Beijing faced air-quality crises in 1998 and ahead of the 2008 Olympics, and it now faces another that it needs to address by cutting emissions, Du Shaozhong, deputy head of the Beijing Environmental Protection Bureau, said at a forum about how Chinese government offices can make use of microblogging services like the popular Sina Weibo.

Beijing’s air has improved significantly since 1998, but the city can still cut emissions from sources including automobiles, coal-burning, industry and dust, Mr. Du said. (Beijing has been notorious for its dust storms, fueled by an expanding desert farther west in China.)

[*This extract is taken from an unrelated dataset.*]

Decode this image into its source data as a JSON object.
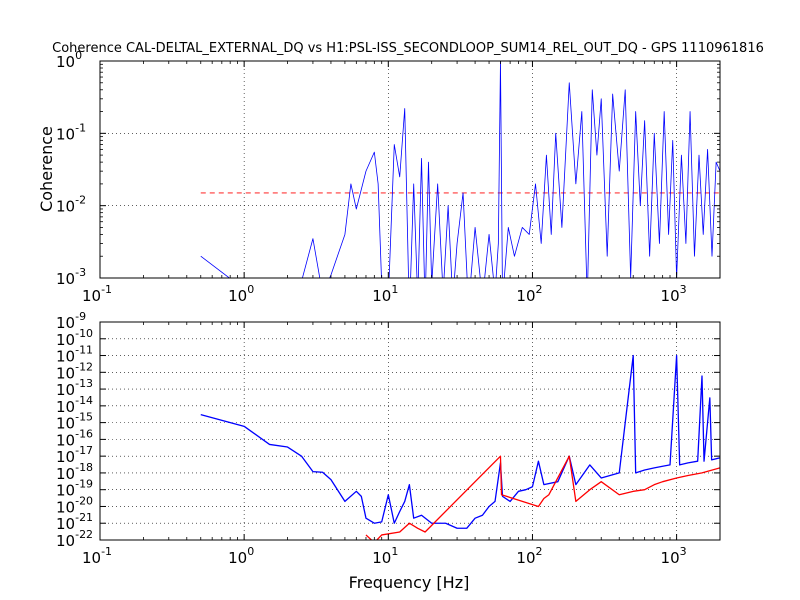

Though Beijing’s skies have been fairly blue in the last few days, the recognition of a need for improvement might hearten residents of a city that is sometimes beset by darkness at noon. Mr. Du’s comments follow years of Chinese officials downplaying the soupiness of Beijing’s air. The inky dark clouds that loom over the city on too many days represent for many Beijingers the disconnect between official statements and the reality of life in China’s capital.

But Mr. Du didn’t elaborate on measures that Beijing may be planning, and he was dismissive of the idea that air-pollution readings released by the U.S. Embassy in Beijing could bring pressure on the government.

Mr. Du declined to say if he thinks Beijing should monitor and release data for smaller particulate matter in the air, as the U.S. embassy in Beijing does.

Authorities in Beijing and most other Chinese cities measure air pollution by counting only particles between 2.5 and 10 micrometers in diameter. But the U.S. embassy, which broadcasts readings from its own pollution-monitoring equipment through Twitter, counts particles smaller than 2.5 micrometers. Experts say those particles make up the most of the city’s air pollution and cause more damage to the lungs. While Twitter is blocked in China, third-party developers have used the embassy’s feed to build mobile apps that are accessible inside the country.

The embassy’s numbers have sparked much discussion online, including on Sina Weibo. That didn’t seem to faze Mr. Du, who praised Weibo as a good channel through which to hear public comments and to express personal opinions, and said improving Beijing’s air will in itself reduce public attention to pollution readings.

Mr. Du’s remarks—and his own use of Sina Weibo, where he has more than 111,000 followers —reflect how Beijing is working to use the Internet to its advantage, as a tool to help publicize government positions, even as it also ensures that sensitive content posted by normal Internet users content online is systematically censored.

Mr. Du said he isn’t worried that the U.S. embassy’s pollution readings could undermine Chinese citizens’ trust in their government. “Which pollutants we monitor is based on what is needed for preventing atmospheric pollution, not on what an embassy is doing,” Mr. Du said.

“Whether [citizens] trust the Chinese government, that depends on what things you are doing. I at least have self-confidence about that,” he said.